The QHRI is targeting five different watersheds across the state for habitat restoration. These areas were chosen based on the amount of remaining habitat and the potential of making an impact on a landscape level. Each area has a different dominant plant community that is specific to that area of the state. In each area, different management practices will be implemented to improve bobwhite habitat. The benefit of the QHRI is that it offers resource managers cost-share assistance for implementing bobwhite habitat-friendly management practices.

In the two areas targeted in the Noble Research Institute service area, the main focus will be improving native plant diversity on existing rangeland, as well as improving nesting habitat quality on native pasture and hay fields. Planned management practices include grazing management, mechanical brush management, prescribed burning, fireguard preparation, upland wildlife habitat management, tree and shrub planting, forage harvest management, grass planting and fencing.

Brush management practices, such as prescribed burning and mechanical treatments, are designed to create clearings and/or thin wooded areas to restore savanna conditions while controlling eastern red cedar, elms, hackberry and locust trees with a goal of maintaining at least 20 percent shrub coverage.

Prescribed grazing will be used to maintain an average of at least 8 inches of residual native warm-season grass height year-round to provide nesting and brood rearing cover. Patch burning in combination with grazing may be used to create early successional habitat.

In areas that need more brushy cover, tree and shrub planting to form thickets greater than 10 feet in diameter may be implemented. Tree and shrub plantings, new native grass plantings and other sensitive areas may also be fenced. This program will also offer upland wildlife habitat incentives that can be applied to areas that are enrolled in the program and that need habitat modification. Examples of this would be leaving strips of uncut grass in hay fields or half-cutting trees along a tree line and leaving them for woody cover.

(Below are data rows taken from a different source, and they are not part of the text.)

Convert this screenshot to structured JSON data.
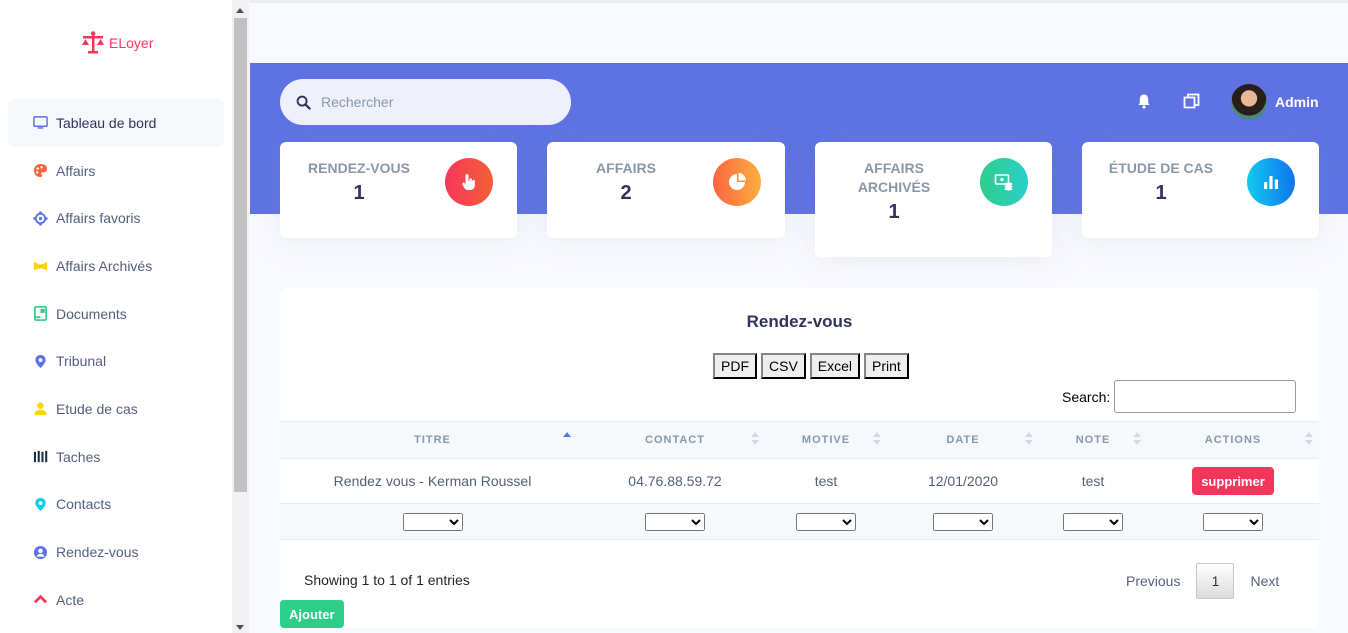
{
  "brand": {
    "name": "ELoyer"
  },
  "sidebar": {
    "items": [
      {
        "label": "Tableau de bord",
        "icon": "monitor-icon",
        "color": "#5e72e4"
      },
      {
        "label": "Affairs",
        "icon": "palette-icon",
        "color": "#fb6340"
      },
      {
        "label": "Affairs favoris",
        "icon": "planet-icon",
        "color": "#5e72e4"
      },
      {
        "label": "Affairs Archivés",
        "icon": "ribbon-icon",
        "color": "#ffd600"
      },
      {
        "label": "Documents",
        "icon": "document-icon",
        "color": "#2dce89"
      },
      {
        "label": "Tribunal",
        "icon": "pin-icon",
        "color": "#5e72e4"
      },
      {
        "label": "Etude de cas",
        "icon": "user-icon",
        "color": "#ffd600"
      },
      {
        "label": "Taches",
        "icon": "bullet-list-icon",
        "color": "#172b4d"
      },
      {
        "label": "Contacts",
        "icon": "map-pin-icon",
        "color": "#11cdef"
      },
      {
        "label": "Rendez-vous",
        "icon": "circle-user-icon",
        "color": "#5e72e4"
      },
      {
        "label": "Acte",
        "icon": "chevron-up-icon",
        "color": "#f5365c"
      }
    ]
  },
  "header": {
    "search_placeholder": "Rechercher",
    "user_name": "Admin"
  },
  "stats": [
    {
      "label": "RENDEZ-VOUS",
      "value": "1",
      "icon": "hand-pointer-icon",
      "color": "#f5365c"
    },
    {
      "label": "AFFAIRS",
      "value": "2",
      "icon": "pie-chart-icon",
      "color": "#fb6340"
    },
    {
      "label": "AFFAIRS ARCHIVÉS",
      "value": "1",
      "icon": "money-coins-icon",
      "color": "#2dce89"
    },
    {
      "label": "ÉTUDE DE CAS",
      "value": "1",
      "icon": "bar-chart-icon",
      "color": "#11cdef"
    }
  ],
  "table_panel": {
    "title": "Rendez-vous",
    "export_buttons": [
      "PDF",
      "CSV",
      "Excel",
      "Print"
    ],
    "search_label": "Search:",
    "columns": [
      "TITRE",
      "CONTACT",
      "MOTIVE",
      "DATE",
      "NOTE",
      "ACTIONS"
    ],
    "rows": [
      {
        "titre": "Rendez vous - Kerman Roussel",
        "contact": "04.76.88.59.72",
        "motive": "test",
        "date": "12/01/2020",
        "note": "test",
        "action": "supprimer"
      }
    ],
    "info": "Showing 1 to 1 of 1 entries",
    "pager": {
      "previous": "Previous",
      "current": "1",
      "next": "Next"
    }
  },
  "add_button": "Ajouter"
}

To be eligible for this program, a landowner must have land inside a designated watershed. If a landowner has land that is outside the designated area, but is connected to land inside the area, they are still eligible to be enrolled in the program. Conservation practices can be applied in pastures, hay land and croplands when they provide a corridor for wildlife to existing native plant communities that are in excess of 80 acres and are located within a quarter-mile of the targeted native plant community.